Steiermark-Relief

Als absolutes Highlight des Joanneums und als unvergleichlicher Schatz des Naturkundemuseums gilt das 6 mal 6 Meter große Steiermark-Relief. Eine mediale Inszenierung verknüpft die einzigartige historische Technik des Reliefs mit modernsten Technologien. Diese zeitgemäße Interpretation stellt die Geschichte des Reliefs der aktuellsten Geodaten-Technik gegenüber: dem Geografischen Informationssystem (GIS), einem wissenschaftlichen und populären Werkzeug zur Beschäftigung mit dem Naturraum der Steiermark.

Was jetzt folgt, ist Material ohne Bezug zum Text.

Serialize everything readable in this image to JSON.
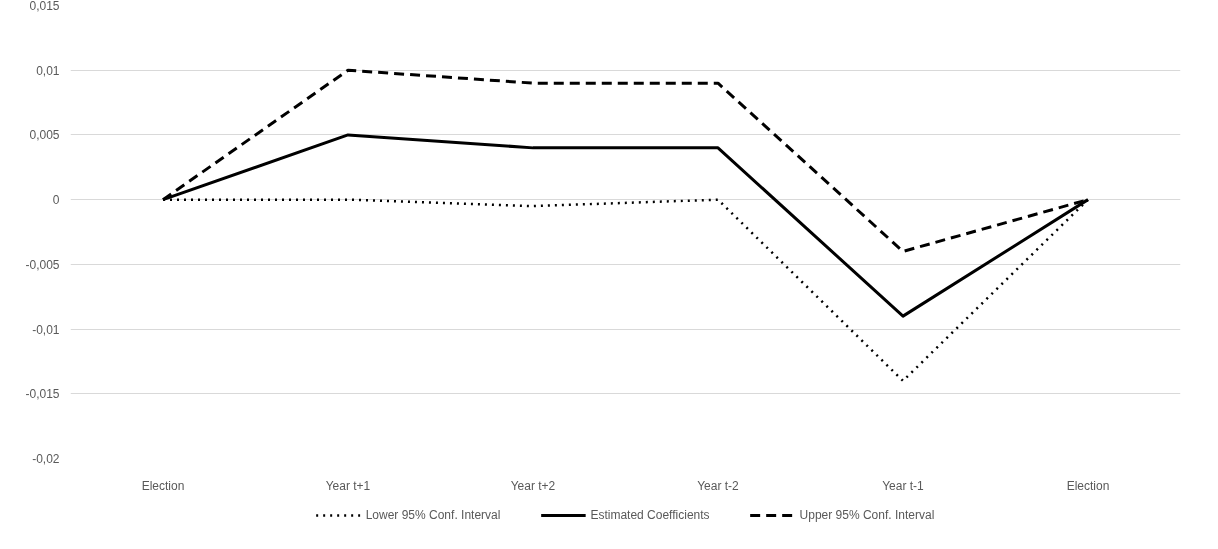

In den Jahren 1890 bis 1905 fertigten die beiden Leobener Uhrmacher Friedrich und Julius Kienzle das Steiermark-Relief auf Basis der Österreichischen Militärstabskarte im Maßstab 1:75.000 an. Mithilfe eines eigens von den Kienzles entwickelten rotierenden Reliefpantografen (Prinzip Storchschnabel) wurden insgesamt 111 Teile („Sektionen“) als Negativformen im Maßstab 1:37.500 hergestellt.

Die Wiener Gipsgießerei im Österreichischen Museum für Kunst und Industrie am Stubenring goss daraus Positive, die in Graz durch „Aufgipsen“ auf eine Zementplatte auf einer Fläche aus Holzbrettern die große Reliefkarte ergaben. Das daraus entstandene Riesen-Relief zeigt die Steiermark dreidimensional – mit dem Gebiet der ehemaligen „Untersteiermark“.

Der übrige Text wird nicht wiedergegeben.